Lounging back against the boundary wall, Zac straightened the instant Freddie appeared, so tiny, so dainty she reminded him of a delicate doll. A doll he wanted to flatten down and spread on the nearest horizontal surface, he reminded himself, looking boldly into eyes that ranged from the colour of melted caramel to that of liquid chocolate.

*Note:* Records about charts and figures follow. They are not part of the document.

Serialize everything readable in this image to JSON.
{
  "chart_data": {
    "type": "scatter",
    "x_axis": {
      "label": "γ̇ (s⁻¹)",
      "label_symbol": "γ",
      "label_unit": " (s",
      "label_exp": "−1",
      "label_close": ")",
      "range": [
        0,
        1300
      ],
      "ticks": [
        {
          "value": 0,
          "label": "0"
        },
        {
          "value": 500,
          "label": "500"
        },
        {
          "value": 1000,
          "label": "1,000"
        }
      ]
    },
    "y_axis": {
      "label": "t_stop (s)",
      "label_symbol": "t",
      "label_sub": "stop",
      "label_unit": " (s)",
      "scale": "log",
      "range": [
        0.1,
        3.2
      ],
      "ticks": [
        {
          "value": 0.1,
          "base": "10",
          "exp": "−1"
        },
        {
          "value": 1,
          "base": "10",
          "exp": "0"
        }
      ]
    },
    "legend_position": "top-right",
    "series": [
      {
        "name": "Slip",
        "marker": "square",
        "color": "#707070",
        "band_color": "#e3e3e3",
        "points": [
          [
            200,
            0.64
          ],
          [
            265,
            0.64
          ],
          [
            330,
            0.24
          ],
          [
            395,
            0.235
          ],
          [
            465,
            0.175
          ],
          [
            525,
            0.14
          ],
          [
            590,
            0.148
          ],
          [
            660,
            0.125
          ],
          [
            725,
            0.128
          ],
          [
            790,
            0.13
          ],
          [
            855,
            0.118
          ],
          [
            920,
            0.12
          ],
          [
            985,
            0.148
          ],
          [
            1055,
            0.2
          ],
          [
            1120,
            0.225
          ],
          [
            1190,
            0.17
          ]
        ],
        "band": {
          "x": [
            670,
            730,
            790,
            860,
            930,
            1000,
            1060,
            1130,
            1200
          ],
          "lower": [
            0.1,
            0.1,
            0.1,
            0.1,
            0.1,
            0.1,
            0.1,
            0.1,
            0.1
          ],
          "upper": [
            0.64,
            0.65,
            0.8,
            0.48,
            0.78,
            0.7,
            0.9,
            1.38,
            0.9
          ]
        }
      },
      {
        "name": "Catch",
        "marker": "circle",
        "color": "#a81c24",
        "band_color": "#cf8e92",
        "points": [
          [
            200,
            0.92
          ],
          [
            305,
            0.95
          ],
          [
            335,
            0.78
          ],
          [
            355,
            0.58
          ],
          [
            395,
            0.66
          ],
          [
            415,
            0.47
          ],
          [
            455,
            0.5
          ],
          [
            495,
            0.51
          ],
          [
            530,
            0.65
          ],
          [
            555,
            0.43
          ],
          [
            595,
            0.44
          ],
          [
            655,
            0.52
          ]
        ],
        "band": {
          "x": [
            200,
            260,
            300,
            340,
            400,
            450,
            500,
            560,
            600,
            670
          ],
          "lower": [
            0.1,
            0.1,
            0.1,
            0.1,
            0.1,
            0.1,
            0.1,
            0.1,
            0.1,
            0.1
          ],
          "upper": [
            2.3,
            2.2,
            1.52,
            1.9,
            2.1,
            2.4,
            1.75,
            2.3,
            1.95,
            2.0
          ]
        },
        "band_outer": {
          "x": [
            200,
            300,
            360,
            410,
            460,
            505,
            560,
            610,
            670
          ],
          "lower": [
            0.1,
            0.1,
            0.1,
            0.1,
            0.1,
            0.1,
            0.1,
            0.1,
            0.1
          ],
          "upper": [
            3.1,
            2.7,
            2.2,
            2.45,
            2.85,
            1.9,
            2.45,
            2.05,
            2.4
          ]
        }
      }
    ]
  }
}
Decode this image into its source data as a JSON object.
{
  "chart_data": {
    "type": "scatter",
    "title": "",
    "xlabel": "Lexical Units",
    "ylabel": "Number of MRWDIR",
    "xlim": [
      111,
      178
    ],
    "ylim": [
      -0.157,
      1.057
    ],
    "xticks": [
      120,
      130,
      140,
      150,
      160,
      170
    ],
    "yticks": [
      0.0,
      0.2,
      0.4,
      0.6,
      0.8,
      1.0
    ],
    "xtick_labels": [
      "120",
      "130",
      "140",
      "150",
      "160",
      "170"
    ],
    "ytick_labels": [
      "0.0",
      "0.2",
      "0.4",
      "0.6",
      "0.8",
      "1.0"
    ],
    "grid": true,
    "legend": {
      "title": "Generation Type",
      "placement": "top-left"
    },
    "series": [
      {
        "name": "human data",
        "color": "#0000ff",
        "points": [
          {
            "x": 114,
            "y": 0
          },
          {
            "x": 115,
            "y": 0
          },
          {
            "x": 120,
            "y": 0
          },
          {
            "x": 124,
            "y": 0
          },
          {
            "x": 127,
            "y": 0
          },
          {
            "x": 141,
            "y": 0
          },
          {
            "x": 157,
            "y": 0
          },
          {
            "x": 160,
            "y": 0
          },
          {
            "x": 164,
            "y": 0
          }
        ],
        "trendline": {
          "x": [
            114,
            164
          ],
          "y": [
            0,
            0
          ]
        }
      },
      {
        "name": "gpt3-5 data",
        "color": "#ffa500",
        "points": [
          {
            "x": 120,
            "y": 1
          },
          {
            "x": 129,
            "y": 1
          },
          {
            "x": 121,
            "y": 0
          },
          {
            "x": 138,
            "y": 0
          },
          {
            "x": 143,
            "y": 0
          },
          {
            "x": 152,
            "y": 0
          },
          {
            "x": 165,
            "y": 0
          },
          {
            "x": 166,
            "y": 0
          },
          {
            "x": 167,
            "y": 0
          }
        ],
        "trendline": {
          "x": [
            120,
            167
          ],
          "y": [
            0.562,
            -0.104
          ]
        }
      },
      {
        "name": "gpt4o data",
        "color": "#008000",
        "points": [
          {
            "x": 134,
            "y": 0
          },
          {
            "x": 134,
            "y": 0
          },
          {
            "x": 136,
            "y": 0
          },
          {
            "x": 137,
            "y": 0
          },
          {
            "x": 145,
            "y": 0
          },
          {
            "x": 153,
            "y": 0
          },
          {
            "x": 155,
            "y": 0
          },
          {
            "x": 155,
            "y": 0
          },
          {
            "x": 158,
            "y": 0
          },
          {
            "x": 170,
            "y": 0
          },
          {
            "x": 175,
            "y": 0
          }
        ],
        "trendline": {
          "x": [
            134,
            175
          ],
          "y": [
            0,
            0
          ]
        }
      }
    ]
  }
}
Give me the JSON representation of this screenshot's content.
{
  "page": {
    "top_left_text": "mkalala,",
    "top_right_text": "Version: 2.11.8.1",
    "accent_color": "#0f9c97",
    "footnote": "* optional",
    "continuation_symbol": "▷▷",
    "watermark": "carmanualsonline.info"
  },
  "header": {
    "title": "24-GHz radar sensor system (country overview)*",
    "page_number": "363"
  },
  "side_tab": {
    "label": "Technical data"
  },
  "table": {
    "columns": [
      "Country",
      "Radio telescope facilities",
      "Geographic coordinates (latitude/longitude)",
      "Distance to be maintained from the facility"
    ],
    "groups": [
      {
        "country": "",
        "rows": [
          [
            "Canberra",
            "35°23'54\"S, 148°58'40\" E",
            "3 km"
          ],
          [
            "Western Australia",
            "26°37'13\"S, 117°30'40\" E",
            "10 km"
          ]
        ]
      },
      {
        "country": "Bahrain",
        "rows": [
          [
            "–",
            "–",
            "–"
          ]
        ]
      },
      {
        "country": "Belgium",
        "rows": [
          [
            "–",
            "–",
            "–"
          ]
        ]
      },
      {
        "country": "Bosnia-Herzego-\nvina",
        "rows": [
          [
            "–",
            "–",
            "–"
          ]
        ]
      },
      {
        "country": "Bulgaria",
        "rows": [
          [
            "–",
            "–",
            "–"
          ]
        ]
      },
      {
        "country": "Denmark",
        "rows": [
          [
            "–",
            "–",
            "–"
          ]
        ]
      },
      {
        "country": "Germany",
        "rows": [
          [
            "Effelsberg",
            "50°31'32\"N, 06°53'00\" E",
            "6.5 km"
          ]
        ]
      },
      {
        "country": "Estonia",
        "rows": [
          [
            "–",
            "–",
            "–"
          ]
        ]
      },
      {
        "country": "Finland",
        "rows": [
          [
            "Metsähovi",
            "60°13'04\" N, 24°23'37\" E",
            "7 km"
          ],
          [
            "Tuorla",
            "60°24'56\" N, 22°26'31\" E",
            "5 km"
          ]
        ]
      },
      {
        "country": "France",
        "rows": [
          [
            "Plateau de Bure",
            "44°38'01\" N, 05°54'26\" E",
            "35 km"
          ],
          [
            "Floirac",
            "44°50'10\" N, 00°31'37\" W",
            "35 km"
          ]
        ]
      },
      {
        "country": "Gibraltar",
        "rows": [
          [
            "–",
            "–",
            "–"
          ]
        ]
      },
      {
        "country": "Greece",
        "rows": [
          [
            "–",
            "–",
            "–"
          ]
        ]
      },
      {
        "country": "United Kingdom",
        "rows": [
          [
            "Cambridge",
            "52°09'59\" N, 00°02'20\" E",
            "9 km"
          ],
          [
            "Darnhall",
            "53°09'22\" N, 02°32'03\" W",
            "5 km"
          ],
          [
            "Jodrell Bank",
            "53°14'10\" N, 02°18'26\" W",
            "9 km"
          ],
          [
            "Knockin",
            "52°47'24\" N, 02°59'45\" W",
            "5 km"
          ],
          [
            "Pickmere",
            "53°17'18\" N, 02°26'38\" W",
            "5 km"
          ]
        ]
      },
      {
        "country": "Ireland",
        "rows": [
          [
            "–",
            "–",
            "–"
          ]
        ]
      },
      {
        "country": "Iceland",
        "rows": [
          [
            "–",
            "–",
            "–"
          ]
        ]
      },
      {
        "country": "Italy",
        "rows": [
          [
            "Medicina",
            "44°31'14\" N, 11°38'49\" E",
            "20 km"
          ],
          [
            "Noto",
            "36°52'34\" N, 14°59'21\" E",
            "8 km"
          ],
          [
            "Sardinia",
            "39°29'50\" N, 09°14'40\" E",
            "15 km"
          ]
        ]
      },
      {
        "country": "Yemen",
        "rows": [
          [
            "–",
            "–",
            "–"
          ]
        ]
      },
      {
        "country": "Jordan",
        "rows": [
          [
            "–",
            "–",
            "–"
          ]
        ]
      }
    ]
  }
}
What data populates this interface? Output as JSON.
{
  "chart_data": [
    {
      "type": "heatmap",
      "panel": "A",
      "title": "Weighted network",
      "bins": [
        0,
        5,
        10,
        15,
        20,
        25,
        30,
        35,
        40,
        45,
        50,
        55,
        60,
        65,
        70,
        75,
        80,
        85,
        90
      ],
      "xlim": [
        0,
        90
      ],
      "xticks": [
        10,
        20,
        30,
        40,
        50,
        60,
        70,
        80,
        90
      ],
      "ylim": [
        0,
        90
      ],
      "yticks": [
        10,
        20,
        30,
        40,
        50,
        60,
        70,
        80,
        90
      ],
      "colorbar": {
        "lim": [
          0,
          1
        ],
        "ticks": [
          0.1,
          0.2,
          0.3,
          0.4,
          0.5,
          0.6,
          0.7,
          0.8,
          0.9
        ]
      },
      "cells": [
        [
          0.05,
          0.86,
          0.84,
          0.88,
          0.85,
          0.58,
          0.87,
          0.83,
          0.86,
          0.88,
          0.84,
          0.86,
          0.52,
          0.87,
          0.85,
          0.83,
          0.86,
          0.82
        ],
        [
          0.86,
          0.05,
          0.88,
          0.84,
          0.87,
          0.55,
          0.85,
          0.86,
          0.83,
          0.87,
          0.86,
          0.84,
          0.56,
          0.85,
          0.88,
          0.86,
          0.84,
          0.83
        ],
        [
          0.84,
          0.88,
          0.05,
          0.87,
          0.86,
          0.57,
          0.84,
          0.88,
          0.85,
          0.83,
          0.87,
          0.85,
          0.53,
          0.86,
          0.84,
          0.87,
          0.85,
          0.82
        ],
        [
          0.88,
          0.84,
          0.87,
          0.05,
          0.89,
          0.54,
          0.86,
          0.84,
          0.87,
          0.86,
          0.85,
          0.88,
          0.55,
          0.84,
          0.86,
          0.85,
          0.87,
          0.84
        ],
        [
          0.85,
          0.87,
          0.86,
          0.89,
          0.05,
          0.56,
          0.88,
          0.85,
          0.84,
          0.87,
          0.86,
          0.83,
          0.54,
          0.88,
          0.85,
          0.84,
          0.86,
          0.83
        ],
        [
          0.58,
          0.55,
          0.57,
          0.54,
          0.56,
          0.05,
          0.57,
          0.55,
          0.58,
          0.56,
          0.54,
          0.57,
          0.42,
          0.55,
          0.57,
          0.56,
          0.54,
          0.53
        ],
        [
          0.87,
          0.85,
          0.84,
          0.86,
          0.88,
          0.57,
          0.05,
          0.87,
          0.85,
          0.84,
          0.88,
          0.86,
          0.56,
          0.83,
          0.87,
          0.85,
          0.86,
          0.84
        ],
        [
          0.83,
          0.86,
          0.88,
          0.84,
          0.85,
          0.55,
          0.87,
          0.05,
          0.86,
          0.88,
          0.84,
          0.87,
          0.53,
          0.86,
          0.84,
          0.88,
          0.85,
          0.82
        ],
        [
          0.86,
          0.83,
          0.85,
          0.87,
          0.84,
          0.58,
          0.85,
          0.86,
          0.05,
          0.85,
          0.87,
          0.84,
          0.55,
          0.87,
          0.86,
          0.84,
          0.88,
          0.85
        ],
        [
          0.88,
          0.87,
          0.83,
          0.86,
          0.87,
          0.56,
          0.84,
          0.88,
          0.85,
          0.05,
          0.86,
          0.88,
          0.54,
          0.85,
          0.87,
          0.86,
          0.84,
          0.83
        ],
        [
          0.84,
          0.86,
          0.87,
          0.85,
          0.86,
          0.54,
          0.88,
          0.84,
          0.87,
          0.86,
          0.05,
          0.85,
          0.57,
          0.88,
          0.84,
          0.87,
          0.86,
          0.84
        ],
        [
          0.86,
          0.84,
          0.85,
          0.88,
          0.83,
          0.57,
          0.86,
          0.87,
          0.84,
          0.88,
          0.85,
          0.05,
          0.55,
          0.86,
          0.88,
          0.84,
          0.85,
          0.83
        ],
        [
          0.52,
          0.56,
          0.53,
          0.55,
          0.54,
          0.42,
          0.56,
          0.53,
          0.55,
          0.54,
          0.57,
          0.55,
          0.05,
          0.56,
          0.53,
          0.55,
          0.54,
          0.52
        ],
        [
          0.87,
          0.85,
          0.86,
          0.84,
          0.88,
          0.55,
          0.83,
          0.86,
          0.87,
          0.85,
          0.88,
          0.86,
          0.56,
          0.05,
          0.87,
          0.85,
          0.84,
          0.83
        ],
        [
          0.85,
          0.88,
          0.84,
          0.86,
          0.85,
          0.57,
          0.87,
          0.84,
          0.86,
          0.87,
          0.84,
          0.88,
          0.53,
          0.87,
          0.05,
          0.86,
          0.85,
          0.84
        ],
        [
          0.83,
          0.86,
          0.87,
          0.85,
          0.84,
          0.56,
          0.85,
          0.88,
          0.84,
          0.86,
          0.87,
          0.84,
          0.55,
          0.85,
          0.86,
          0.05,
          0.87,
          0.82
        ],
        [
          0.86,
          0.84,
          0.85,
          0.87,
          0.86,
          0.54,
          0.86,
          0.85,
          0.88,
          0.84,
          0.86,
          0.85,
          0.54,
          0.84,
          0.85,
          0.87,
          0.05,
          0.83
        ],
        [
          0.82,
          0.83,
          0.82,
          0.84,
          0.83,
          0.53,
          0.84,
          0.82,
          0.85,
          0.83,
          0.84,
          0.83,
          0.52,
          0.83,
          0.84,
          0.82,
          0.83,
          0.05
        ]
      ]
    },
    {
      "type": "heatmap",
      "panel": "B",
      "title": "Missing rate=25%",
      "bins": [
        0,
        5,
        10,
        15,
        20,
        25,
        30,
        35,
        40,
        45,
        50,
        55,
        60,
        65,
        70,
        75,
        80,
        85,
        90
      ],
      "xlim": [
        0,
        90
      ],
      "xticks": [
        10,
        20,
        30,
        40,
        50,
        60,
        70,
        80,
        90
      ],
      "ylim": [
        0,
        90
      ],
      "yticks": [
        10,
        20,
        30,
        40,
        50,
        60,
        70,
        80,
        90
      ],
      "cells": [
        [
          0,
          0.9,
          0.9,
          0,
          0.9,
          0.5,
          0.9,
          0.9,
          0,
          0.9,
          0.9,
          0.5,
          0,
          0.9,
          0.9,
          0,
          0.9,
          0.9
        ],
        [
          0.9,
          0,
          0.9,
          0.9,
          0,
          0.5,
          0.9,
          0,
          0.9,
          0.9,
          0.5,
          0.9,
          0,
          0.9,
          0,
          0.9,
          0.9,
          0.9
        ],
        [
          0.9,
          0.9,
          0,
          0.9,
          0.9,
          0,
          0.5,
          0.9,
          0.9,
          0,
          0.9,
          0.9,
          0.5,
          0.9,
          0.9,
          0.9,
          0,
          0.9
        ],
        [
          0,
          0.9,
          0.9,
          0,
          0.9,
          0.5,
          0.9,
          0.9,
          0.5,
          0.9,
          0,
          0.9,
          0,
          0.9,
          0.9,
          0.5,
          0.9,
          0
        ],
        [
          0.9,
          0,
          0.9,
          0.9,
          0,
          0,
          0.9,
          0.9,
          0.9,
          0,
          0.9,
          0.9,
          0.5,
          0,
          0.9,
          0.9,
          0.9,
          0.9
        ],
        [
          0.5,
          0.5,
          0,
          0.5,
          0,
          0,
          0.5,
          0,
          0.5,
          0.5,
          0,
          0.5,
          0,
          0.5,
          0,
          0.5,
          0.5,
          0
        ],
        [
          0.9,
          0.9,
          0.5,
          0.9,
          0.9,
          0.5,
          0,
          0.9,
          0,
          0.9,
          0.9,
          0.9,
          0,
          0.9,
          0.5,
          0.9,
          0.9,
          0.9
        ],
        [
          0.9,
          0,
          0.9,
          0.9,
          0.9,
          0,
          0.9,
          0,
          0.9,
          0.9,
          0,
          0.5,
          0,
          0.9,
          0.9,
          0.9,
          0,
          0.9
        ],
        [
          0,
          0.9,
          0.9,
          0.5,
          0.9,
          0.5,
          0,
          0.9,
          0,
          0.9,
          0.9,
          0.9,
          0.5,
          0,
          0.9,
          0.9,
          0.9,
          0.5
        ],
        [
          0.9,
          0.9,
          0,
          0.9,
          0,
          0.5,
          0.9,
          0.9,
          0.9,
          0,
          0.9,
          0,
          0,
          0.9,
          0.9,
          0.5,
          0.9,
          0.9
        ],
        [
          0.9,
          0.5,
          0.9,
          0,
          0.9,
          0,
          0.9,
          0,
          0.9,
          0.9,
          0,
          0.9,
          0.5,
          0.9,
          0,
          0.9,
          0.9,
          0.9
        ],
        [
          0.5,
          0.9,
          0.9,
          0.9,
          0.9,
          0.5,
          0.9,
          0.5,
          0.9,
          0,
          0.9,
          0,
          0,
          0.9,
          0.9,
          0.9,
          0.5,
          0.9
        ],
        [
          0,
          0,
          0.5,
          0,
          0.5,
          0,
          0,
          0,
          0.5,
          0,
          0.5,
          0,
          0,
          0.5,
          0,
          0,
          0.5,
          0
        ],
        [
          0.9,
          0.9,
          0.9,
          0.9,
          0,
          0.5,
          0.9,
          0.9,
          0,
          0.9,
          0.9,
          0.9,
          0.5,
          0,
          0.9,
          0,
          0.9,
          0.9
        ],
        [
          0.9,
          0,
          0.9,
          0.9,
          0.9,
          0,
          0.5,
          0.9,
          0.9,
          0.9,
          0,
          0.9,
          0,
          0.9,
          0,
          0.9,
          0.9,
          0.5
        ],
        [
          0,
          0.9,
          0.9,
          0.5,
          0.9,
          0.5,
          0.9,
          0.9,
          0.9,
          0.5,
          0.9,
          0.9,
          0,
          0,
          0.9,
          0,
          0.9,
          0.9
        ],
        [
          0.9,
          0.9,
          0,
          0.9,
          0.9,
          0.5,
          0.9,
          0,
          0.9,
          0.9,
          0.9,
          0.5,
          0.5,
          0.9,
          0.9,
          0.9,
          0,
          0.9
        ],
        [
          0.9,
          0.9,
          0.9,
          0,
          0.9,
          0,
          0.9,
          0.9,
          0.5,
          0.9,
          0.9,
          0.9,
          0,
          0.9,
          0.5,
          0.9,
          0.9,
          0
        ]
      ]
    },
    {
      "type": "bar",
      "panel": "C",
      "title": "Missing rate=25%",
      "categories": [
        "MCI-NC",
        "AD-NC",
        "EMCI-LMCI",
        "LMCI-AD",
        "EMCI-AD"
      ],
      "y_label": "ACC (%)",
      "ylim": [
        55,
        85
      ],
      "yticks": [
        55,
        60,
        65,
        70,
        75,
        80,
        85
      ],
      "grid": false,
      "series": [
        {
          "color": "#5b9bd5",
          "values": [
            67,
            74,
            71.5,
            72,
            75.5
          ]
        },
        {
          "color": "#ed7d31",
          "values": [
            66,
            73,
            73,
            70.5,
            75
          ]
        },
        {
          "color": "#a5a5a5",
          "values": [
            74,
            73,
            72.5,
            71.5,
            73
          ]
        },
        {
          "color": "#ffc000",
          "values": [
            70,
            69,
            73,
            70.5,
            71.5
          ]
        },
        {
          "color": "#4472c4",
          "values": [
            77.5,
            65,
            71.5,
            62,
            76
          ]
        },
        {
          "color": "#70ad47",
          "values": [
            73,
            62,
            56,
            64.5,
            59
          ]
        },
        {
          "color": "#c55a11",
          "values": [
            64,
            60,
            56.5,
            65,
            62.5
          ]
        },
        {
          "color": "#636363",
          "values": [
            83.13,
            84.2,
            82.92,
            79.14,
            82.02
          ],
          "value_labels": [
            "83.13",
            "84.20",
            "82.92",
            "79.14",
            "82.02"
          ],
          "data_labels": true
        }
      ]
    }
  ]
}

A wall would do perfectly well, he thought absently, so aroused at the sight of her he was threatening the fly in his new jeans, and the infuriating thing was that he didn’t know exactly what it was about her that so turned him on every time she was within view.
‘Mr...er da Rocha,’ she pronounced, startling him with both the name and the undeniably false smile she had pasted on her lips because, most pointedly, she was careful never ever to smile at him.
And he knew right then that somebody had been talking and that she was somehow aware that he was not merely a hotel guest at The Palm Tree. Exasperation shimmered through him. He had bought the hotel for convenience, not for any form of recognition.
‘I have a proposition for you,’ Zac murmured huskily.